Pur essendo stato per la sua intransigenza e onestà messo fuori dalle cariche e quasi tenuto in stato di arresto, il V. era troppo compromesso per restare a Roma alla prima occupazione napoletana del 28 novembre 1798, durante la quale riparò a Perugia. Ritornò a Roma nel maggio 1799 al ritirarsi dei Napoletani, ma quando essi nel novembre successivo rioccuparono ancora una volta Roma, fuggì con la moglie e i figli in Francia, dove doveva rimanere fino alla morte.

Nominato infatti subito amministratore del Museo di antichità e dei quadri del Louvre, fu accolto con grandi onori e gli fu creata una cattedra di archeologia. In breve l'insigne studioso, che un suo contemporaneo, il Millin, definì la più bella conquista fatta dalla Francia in Italia, divenne il capo dell'archeologia a Parigi. Conservatore delle antichità nel 1803, quando il Primo Console riordinò l'Istituto di Francia fu da lui nominato membro per la classe di belle arti; l'anno seguente l'Istituto stesso volle eleggerlo membro anche della classe di storia e letteratura antica.

Quando, istituito l'Impero, papa e cardinali passarono a Parigi, la casa del V. nonostante le sue avventure politiche, divenne per questi ultimi un centro di riunione. Oltre a numerose memorie alcune delle quali tuttora inedite, il V. pubblicò il catalogo del Museo Napoleone; e, specialmente per incarico dell'imperatore, si accinse a due opere colossali: l'iconografia greca e quella romana.

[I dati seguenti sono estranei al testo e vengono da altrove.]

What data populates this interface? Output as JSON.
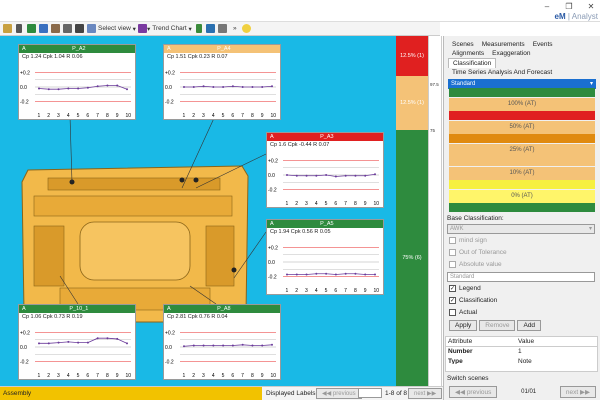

Per la prima volta, tutto il materiale iconografico allora esistente fu riunito ed esaminato con severo metodo scientifico.

L'importanza di quest'opera lo fece prendere dopo la Restaurazione sotto la protezione degli stessi Borboni, che nel 1817 curarono la stampa della parte romana, rimasta purtroppo incompiuta per la morte del Visconti, avvenuta il 7 febbraio 1818.

Molte delle conclusioni iconografiche del V. sono rimaste acquisite alla scienza, come si deve a lui l'identificazione di alcuni dei capolavori dell'arte greca, quali l'Afrodite di Cnido di Prassitele, l'Eirene di Cefisodoto, il gruppo di Menelao e Patroclo detto Pasquino, ecc.

Alla caduta del regime napoleonico, il V., che ormai era divenuto un francese, si maravigliò e addolorò di quello smembramento del Museo Napoleone, che pure, per merito soprattutto del Canova, permise a Roma e all'Italia di riavere la maggior parte dei capolavori perduti. In quegli anni egli dette prova dell'altissima sua competenza archeologica nel giudizio entusiasta dato al governo inglese sul valore delle sculture del Partenone portate in Inghilterra da lord Elgin, mentre lo stato frammentario e corroso impediva anche a eminenti studiosi del tempo di riconoscerne il valore. Il V. è sepolto a Parigi nel cimitero del Père Lachaise.

Bibl.: Vedi G. Sforza, E. Q. V. e la sua famiglia, in Atti della Soc. Ligure di st. patria, LI, Genova 1923, sia per la bibl. completa degli scritti, sia per la citazione delle pubbl. biografiche precedenti.